2. For shooting fouls, the calling official reports the foul to table, then remains table side at Trail. The calling official has the option of going to Lead (opposite table) to avoid a confrontational situation with coach/bench, i.e. after a technical foul or disqualifying foul. The practice should be rarely used and should be discussed thoroughly in the pregame conference.
It should be noted that “shooting fouls” include fouls resulting in bonus free throws, as well as those in the act of shooting. As discussed at the November 6, 2013 meeting, this change is effective immediately in all Board 12 scrimmages and games (including Crews of Three) and will likely impact the opportunity to communicate with head coaches. Both the Crew of Three mechanics and coach communications will be discussed in subsequent Rules Interpretations. In the interim, coaches have been advised of this change and encouraged to ask “questions” which in turn will result in “answers”.
This mechanics change, while relatively minor, still presents a challenge to our ability to officiate at a high level by increasing interaction with coaches. Rules knowledge, crisp signs and accurate playcalling combined should insure our success.
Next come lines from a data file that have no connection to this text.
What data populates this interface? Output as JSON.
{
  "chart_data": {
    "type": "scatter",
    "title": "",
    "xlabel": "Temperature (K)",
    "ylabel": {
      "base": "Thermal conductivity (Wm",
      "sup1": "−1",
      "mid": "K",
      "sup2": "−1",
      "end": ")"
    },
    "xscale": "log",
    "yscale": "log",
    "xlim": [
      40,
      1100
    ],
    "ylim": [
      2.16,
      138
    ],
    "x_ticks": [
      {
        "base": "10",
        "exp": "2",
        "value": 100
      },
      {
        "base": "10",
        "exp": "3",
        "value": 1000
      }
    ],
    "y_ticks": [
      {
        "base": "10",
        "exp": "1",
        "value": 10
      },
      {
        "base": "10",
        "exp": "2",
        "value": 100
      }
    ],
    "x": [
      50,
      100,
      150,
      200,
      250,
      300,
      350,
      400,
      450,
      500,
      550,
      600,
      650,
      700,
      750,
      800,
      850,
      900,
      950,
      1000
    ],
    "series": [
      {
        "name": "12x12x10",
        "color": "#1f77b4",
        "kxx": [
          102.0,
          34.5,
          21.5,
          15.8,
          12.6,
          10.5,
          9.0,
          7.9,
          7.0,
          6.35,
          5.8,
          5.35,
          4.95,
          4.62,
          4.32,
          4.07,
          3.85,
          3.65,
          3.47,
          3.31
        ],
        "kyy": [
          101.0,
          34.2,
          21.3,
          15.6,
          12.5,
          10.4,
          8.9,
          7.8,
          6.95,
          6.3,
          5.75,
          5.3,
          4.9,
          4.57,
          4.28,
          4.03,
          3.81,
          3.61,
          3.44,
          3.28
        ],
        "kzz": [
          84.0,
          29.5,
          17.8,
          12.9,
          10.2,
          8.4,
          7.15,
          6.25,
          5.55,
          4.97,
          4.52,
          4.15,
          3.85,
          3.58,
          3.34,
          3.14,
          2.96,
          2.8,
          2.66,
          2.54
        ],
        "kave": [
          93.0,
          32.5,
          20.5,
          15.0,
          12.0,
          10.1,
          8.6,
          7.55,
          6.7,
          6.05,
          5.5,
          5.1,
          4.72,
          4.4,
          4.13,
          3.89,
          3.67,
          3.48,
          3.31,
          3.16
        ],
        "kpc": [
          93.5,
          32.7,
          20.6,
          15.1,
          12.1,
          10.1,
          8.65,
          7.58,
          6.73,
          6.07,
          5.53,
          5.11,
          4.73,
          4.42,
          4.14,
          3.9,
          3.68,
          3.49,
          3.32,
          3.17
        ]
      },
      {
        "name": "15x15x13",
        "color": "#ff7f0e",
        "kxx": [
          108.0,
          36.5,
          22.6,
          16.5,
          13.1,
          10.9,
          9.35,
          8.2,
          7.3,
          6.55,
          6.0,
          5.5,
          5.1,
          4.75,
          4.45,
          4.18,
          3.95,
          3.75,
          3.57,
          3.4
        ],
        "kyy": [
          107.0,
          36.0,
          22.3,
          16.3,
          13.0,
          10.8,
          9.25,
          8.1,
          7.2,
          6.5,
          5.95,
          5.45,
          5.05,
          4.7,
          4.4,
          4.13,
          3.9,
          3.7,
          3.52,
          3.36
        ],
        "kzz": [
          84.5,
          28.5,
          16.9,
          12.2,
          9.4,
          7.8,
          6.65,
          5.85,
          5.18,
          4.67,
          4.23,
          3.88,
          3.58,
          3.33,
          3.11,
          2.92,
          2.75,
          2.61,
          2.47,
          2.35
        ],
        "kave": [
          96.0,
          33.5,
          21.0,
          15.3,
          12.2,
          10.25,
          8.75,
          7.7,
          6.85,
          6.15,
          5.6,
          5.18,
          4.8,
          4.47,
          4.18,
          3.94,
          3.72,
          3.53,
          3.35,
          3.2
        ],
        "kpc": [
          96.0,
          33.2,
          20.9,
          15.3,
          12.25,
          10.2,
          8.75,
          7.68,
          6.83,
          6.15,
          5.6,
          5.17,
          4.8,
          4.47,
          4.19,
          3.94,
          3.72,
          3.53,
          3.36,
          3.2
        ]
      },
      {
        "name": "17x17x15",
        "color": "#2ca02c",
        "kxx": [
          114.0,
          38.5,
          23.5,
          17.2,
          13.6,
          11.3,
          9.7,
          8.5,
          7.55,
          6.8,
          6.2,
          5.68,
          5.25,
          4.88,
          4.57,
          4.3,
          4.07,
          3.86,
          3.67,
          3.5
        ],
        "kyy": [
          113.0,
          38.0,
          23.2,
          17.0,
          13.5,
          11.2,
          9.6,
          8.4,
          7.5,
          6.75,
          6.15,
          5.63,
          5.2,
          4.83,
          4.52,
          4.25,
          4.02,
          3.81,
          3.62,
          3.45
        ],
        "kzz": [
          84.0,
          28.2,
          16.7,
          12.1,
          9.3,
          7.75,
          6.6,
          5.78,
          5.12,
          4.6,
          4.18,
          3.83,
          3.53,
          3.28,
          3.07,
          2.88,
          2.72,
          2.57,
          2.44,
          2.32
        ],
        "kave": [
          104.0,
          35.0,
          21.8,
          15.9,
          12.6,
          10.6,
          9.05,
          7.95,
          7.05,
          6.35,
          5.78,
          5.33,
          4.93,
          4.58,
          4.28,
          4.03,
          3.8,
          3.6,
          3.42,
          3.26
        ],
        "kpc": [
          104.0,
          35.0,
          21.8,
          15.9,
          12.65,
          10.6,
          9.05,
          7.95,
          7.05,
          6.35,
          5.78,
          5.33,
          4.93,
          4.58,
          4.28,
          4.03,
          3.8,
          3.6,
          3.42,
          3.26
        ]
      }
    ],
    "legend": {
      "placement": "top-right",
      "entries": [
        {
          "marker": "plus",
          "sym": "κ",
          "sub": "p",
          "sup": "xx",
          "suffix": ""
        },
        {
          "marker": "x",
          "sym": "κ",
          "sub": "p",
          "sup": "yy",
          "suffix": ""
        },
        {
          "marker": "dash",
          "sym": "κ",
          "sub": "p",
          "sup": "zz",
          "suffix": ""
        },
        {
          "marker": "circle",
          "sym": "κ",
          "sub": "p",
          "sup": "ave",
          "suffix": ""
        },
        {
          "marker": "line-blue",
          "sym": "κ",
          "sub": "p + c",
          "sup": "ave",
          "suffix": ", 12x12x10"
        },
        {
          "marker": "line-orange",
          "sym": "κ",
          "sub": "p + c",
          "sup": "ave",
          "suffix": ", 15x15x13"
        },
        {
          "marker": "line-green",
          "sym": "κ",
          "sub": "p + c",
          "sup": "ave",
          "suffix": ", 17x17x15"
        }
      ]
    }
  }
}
For those interested, I highly recommend the NFHS Officials Manual as a resource. It addresses such topics as Basketball Officiating Philosophy, Personal Characteristics and Game Management/Awareness. It is available at the NFHS website (www.nfhs.org) or can be purchased (as I did) from MPSSAA for around $8.00. There is no discount for bulk sales through NFHS but members of NFHS should have the opportunity to view it online. I am waiting for a response from NFHS as to membership and hopefully will have an answer at the November 13, 2013 meeting.